Jeden Dienstag und Sonntag findet in Rotterdam der größte Markt der Niederlande statt. Von neun Uhr morgens bis fünf Uhr abends verkaufen Händler auf der zentralen Binnenrotte-Straße Klamotten, Antiquitäten und allerlei Kalorienbomben.

Was für Rotterdam-Touris ein Must-see ist, geht vielen Anwohnern gehörig auf die Nerven. Sie stören sich nicht nur am Marktlärm, sondern vor allem am Müll: Um ihre Abfälle fachgerecht zu entsorgen, müssten die Marktleute 12 Cent pro Kilo Müll zahlen – also lassen sie ihn lieber liegen. Die Folge: Die Binnenrotte ist regelmäßig zugemüllt.

Einem Teil dieses Mülls wollen Aktivisten mit einer Upcycling-Idee der besonderen Art beikommen. Aus Fruchtabfällen stellt die Gruppe crEATe Fruchtleder her – und daraus unterschiedliche Produkte, zum Beispiel Taschen und Lampenschirme, um der Welt zu zeigen: Fruchtabfälle lassen sich weiterverarbeiten!

Entkernen, stampfen, kochen, ausrollen

Hugo de Boon ist einer von ihnen.
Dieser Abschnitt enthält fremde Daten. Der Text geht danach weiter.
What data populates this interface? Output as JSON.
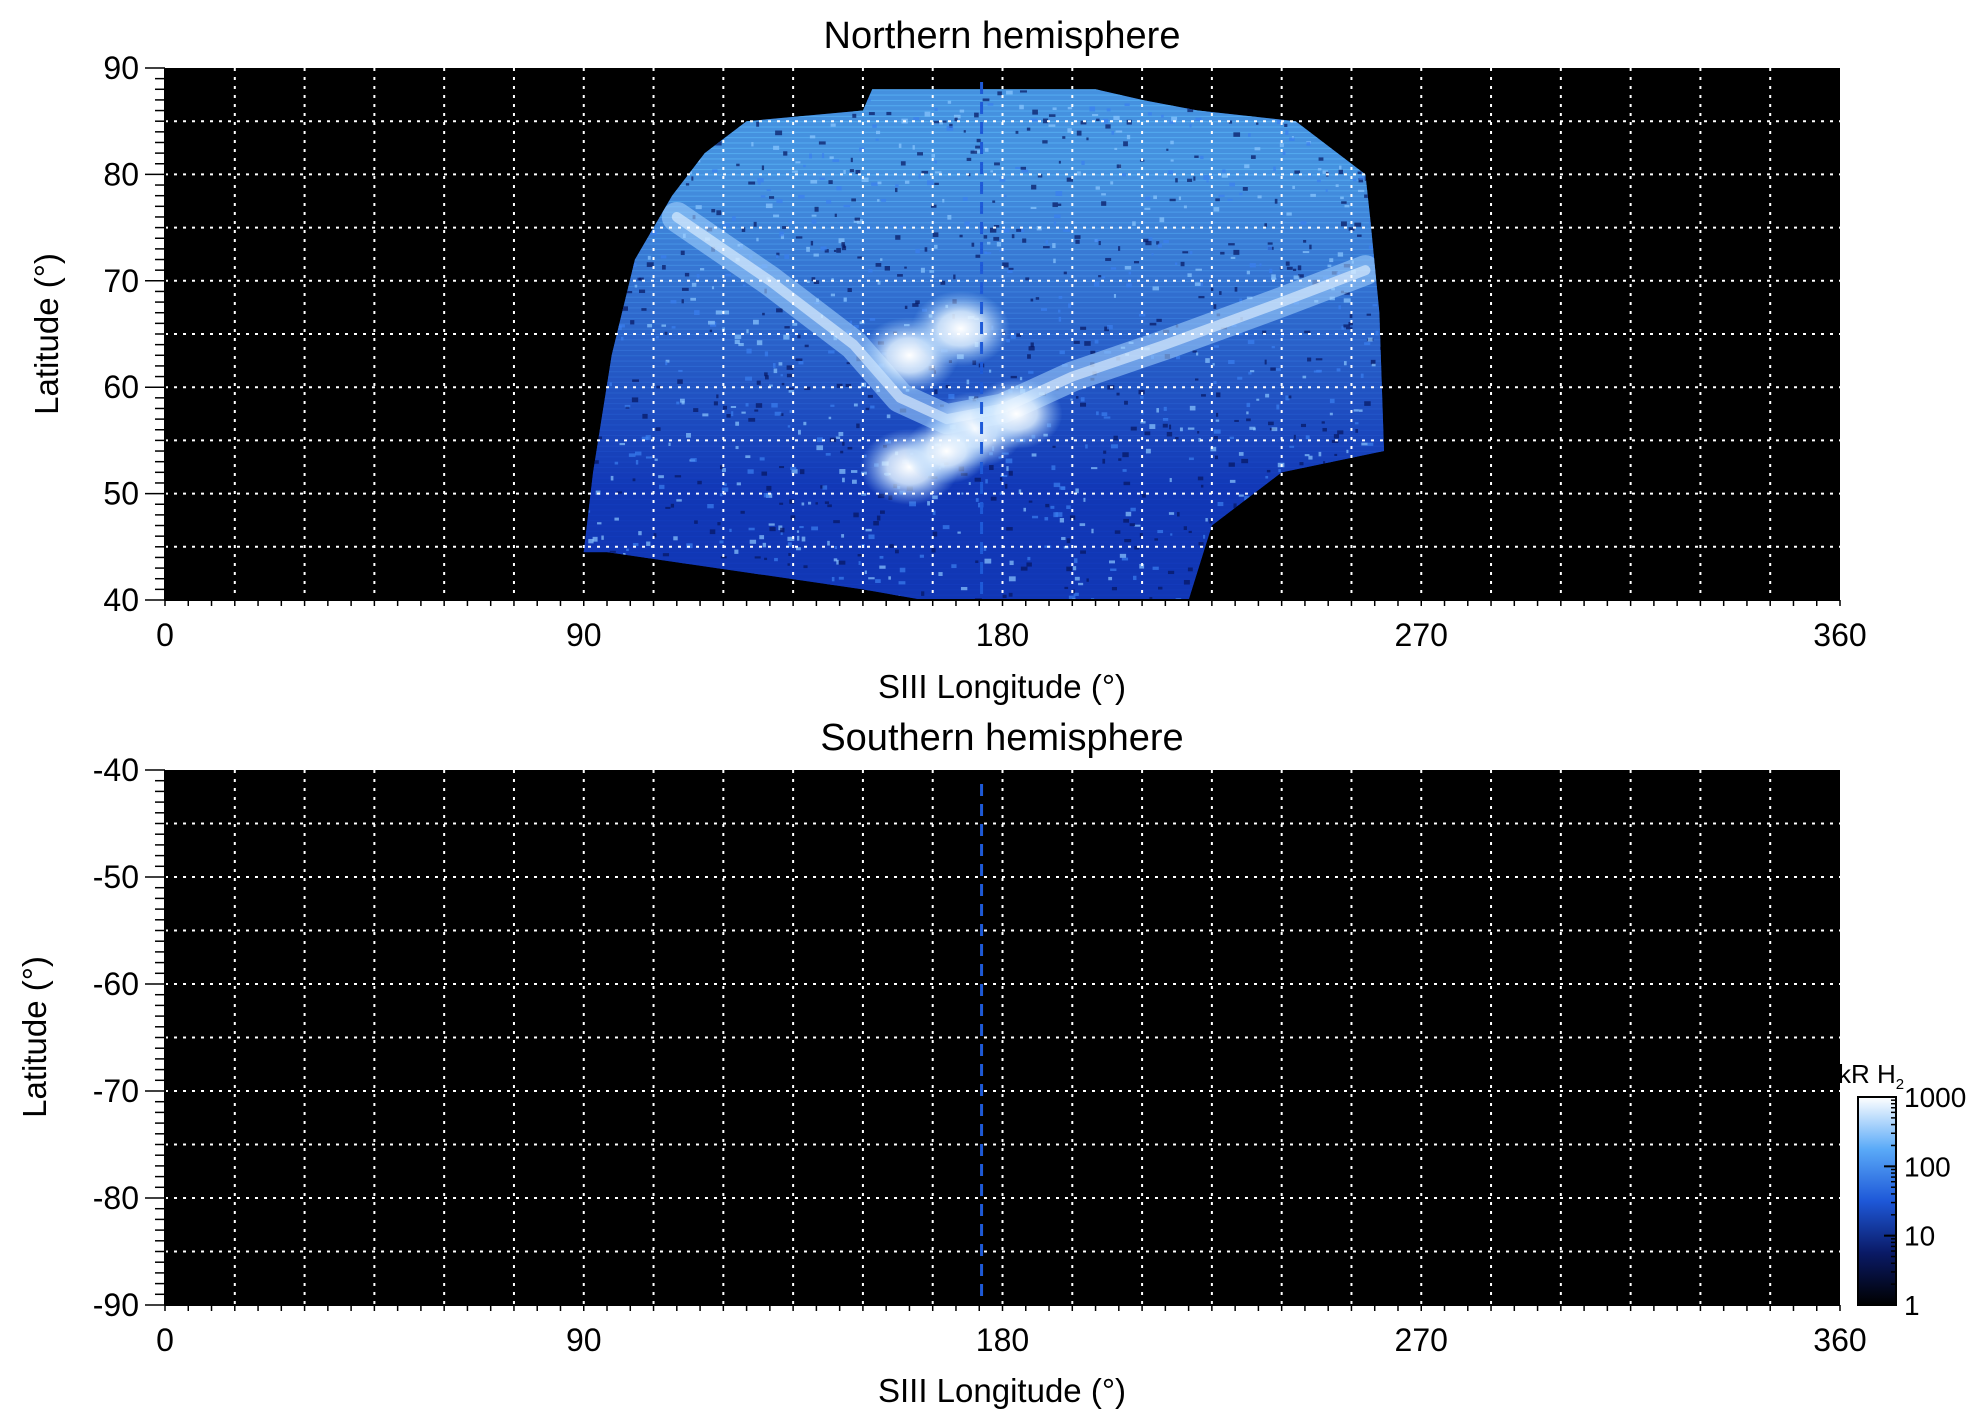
{
  "chart_data": [
    {
      "type": "heatmap",
      "title": "Northern hemisphere",
      "xlabel": "SIII Longitude (°)",
      "ylabel": "Latitude (°)",
      "xlim": [
        0,
        360
      ],
      "ylim": [
        40,
        90
      ],
      "x_ticks": [
        0,
        90,
        180,
        270,
        360
      ],
      "y_ticks": [
        40,
        50,
        60,
        70,
        80,
        90
      ],
      "x_grid_step": 15,
      "y_grid_step": 5,
      "grid": true,
      "reference_line_longitude": 175.5,
      "coverage_outline": [
        [
          90,
          44.5
        ],
        [
          92,
          52
        ],
        [
          96,
          63
        ],
        [
          101,
          72
        ],
        [
          109,
          78
        ],
        [
          116,
          82
        ],
        [
          125,
          85
        ],
        [
          150,
          86
        ],
        [
          152,
          88
        ],
        [
          200,
          88
        ],
        [
          210,
          87
        ],
        [
          222,
          86
        ],
        [
          243,
          85
        ],
        [
          258,
          80
        ],
        [
          259,
          76
        ],
        [
          261,
          67
        ],
        [
          262,
          54
        ],
        [
          240,
          52
        ],
        [
          225,
          47
        ],
        [
          220,
          40
        ],
        [
          163,
          40
        ],
        [
          150,
          41
        ],
        [
          95,
          44.5
        ]
      ],
      "bright_features": [
        {
          "lon": 160,
          "lat": 63,
          "value": 1000
        },
        {
          "lon": 171,
          "lat": 65.5,
          "value": 1000
        },
        {
          "lon": 174,
          "lat": 56,
          "value": 1000
        },
        {
          "lon": 160,
          "lat": 52.5,
          "value": 1000
        },
        {
          "lon": 168,
          "lat": 54,
          "value": 800
        },
        {
          "lon": 183,
          "lat": 57.5,
          "value": 900
        }
      ]
    },
    {
      "type": "heatmap",
      "title": "Southern hemisphere",
      "xlabel": "SIII Longitude (°)",
      "ylabel": "Latitude (°)",
      "xlim": [
        0,
        360
      ],
      "ylim": [
        -90,
        -40
      ],
      "x_ticks": [
        0,
        90,
        180,
        270,
        360
      ],
      "y_ticks": [
        -40,
        -50,
        -60,
        -70,
        -80,
        -90
      ],
      "x_grid_step": 15,
      "y_grid_step": 5,
      "grid": true,
      "reference_line_longitude": 175.5
    }
  ],
  "colorbar": {
    "label_main": "kR H",
    "label_sub": "2",
    "scale": "log",
    "range": [
      1,
      1000
    ],
    "ticks": [
      1,
      10,
      100,
      1000
    ],
    "colors": [
      "#000000",
      "#0a1a66",
      "#1e58d8",
      "#5aaaf8",
      "#ffffff"
    ]
  }
}
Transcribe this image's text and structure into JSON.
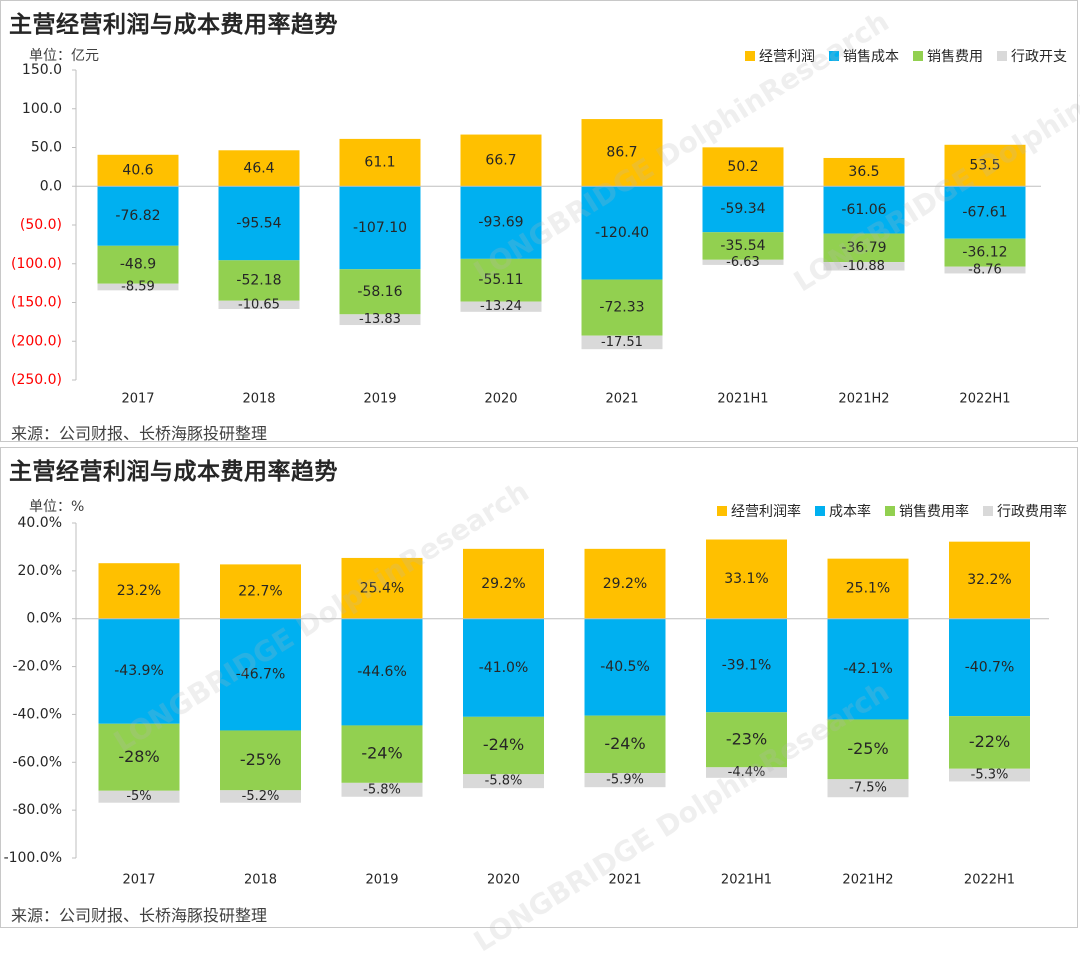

Mit fünf Kommilitonen hat der 21-Jährige crEATe gegründet und das Projekt "Fruitleather Roterdam" gestartet. "Von unserer Uni aus hatten wir einen guten Blick auf die Binnenrotte und haben natürlich auch den ganzen Müll gesehen", erzählt der Spatial Designer. "Nach mehreren Tagen Brainstorming sind wir auf die Idee gekommen, Fruchtleder herzustellen und damit den vielen Abfall sinnvoll weiterzuverarbeiten."

Um die zähe Masse zu produzieren, sammeln die Studenten zunächst den vermeintlichen Abfall der Marktleute ein. Anschließend werden die Früchte

  • entkernt
  • zerstampft
  • gekocht, um sämtliche Bakterien abzutöten
  • wie Teig ausgerollt
  • und getrocknet.

Das dauere mehrere Tage, sagt de Boon, je nachdem, wieviel Masse produziert werden soll. Einen detaillierteren Einblick in die Rezeptur des Leders will er nicht geben. Im Netz finden sich zwar viele Rezepte für Fruchtleder, das soll dann aber auch gegessen und nicht zu langlebigen Produkten geformt werden. Wie das genau geht? "Das ist unser Gruppengeheimnis."

Wasser ist der Feind Nummer eins des Materials

Erste Produkte hat das Kollektiv zwar bereits vorgestellt. Die perfekte Rezeptur für ihr Material hat das crEATe-Team allerdings noch nicht gefunden. "Zurzeit experimentieren wir mit so vielen verschiedenen Sorten von Früchten wie möglich", erklärt de Boon. "Fruchtleder kann man aus so gut wie allen Früchten herstellen, aber mit manchen erzielen wir ein besseres Ergebnis als mit anderen." Eine Mango mache ihren Job besser als eine Wassermelone. Einmal hat das Team fast 2000 Nektarinen ausgepresst, um enttäuscht festzustellen, dass man daraus nicht viel Fruchtleder gewinnen kann.

Auch an der Haltbarkeit des Materials tüfteln die Studenten noch. "Im Moment ist Wasser der Feind Nummer eins unseres Materials", sagt de Boon. Handtaschen seien noch nicht widerstandsfähig genug. Dennoch: Die Idee komme gut an. "Die Händler müssen ihren Müll nicht mehr illegal loswerden, die Stadt muss nicht mehr so viel reinigen", resümiert de Boon. Und für die Zukunft gibt es auch schon einen Plan: "Langfristig könnte Fruchtleder sogar ein Ersatz für echtes Leder werden, wodurch weniger Tiere getötet werden müssten."